I can’t agree with that. Why should it be acceptable to kill an animal, but not a human being? Where is the dividing line, and who draws it? It may seem that a human life is way more precious than the life of a rabbit, but only from a human perspective. Sure, a human is smarter, has more capacities, is immensely superior when it comes to cognition and understanding, but the right to life is independent from such qualities. Otherwise it should be o.k. to kill a paraplegic or an individual with Down Syndrome. In fact, human capacities such as the ability to make decisions based on moral values should make us responsible for the wellbeing of weaker creatures — not eat them.

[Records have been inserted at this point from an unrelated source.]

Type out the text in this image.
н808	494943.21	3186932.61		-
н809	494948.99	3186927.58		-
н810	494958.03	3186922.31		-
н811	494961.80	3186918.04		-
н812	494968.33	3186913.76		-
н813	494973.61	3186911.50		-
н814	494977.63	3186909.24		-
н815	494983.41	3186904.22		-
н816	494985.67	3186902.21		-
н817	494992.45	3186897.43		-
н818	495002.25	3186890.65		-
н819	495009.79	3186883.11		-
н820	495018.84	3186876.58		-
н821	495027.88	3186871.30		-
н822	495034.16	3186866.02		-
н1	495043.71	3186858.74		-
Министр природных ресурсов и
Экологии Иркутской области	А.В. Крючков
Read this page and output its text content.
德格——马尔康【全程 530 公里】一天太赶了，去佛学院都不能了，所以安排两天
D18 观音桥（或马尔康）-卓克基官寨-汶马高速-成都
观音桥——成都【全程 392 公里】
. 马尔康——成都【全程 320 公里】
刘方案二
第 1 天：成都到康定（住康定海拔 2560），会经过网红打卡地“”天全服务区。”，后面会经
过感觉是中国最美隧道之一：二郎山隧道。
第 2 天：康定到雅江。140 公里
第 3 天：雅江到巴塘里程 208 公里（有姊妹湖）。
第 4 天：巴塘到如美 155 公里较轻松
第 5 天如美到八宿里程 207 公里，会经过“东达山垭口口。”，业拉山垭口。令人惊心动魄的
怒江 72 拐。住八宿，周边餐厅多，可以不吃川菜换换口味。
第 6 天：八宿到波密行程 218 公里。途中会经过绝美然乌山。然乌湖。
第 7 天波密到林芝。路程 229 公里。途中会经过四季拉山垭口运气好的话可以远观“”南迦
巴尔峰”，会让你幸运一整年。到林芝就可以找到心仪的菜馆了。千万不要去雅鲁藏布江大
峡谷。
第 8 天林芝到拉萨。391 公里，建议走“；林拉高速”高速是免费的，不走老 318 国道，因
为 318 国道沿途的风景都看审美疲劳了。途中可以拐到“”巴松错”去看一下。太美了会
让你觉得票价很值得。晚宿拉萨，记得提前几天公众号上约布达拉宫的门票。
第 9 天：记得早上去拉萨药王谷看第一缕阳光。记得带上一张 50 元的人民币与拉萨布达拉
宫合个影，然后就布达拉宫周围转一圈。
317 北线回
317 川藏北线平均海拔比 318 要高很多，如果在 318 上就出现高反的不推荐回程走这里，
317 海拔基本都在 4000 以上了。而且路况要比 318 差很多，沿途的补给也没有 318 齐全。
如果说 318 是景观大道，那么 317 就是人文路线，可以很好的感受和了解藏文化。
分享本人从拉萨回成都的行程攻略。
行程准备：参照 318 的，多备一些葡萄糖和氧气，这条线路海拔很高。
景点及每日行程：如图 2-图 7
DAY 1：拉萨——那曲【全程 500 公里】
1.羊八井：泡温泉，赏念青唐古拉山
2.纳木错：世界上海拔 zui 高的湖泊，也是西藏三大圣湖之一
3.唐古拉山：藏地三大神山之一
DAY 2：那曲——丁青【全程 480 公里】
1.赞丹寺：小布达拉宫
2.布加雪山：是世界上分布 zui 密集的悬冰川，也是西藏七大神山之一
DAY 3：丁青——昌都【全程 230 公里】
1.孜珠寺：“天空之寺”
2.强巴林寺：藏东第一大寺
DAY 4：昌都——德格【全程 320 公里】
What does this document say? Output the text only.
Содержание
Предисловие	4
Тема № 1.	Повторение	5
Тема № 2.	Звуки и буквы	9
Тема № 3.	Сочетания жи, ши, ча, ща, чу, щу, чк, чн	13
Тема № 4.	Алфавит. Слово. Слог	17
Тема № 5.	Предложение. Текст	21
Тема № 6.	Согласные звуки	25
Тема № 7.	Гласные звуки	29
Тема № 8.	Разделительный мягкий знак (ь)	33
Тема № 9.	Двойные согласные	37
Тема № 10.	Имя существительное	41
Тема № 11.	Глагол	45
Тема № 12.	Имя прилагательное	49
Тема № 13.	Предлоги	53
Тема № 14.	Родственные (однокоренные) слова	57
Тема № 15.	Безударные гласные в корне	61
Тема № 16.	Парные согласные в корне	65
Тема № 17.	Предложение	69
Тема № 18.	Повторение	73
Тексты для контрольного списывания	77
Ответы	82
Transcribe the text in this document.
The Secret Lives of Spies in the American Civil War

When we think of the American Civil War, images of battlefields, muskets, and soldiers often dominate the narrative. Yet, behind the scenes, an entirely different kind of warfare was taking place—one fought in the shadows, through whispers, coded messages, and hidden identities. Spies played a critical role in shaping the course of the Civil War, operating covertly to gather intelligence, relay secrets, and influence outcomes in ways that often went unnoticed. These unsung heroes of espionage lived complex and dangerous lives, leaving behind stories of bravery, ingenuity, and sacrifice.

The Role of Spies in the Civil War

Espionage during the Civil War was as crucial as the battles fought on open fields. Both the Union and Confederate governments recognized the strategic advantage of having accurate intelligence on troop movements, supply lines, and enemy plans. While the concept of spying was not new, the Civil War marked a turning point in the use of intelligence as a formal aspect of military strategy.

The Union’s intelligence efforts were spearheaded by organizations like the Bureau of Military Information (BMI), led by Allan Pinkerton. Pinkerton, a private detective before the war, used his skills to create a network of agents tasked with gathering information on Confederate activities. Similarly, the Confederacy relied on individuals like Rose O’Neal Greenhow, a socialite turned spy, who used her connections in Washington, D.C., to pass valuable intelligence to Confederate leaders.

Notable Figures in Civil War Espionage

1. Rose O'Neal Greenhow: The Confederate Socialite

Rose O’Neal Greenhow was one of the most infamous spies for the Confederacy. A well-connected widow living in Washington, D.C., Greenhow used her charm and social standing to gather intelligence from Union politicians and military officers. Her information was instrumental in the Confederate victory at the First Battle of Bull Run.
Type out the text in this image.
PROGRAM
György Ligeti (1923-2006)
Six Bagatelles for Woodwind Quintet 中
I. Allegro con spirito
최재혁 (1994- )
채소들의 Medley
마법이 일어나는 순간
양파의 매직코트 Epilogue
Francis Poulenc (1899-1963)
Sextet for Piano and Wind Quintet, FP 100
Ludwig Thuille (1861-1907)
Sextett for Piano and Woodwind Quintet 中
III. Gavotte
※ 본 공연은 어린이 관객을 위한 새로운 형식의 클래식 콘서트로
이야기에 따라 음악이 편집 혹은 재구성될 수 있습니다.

Something happened today that made me remember the conversation with my friend. When I took my dogs for their walk, we came across the carcass of a dead elk. A pile of furry skin, an almost meatless skeleton, and not far off the head — obviously the left-overs of a successful hunt. A sad sight, even more so because I had seen a live elk not so long ago on the same walk, a majestic elk with huge antlers. I only saw him for a few seconds; my dog started barking and chased him away. The elk could have bashed her head to pulp with his hooves; instead, he bolted. Maybe this was the same animal; not majestic any more, just heaps of garbage. Sad.
In less than two weeks, people will sit down to give thanks, and they will consume almost 50 million turkeys in the process. 50 million deaths — for one day. That’s not only sad, that’s crazy.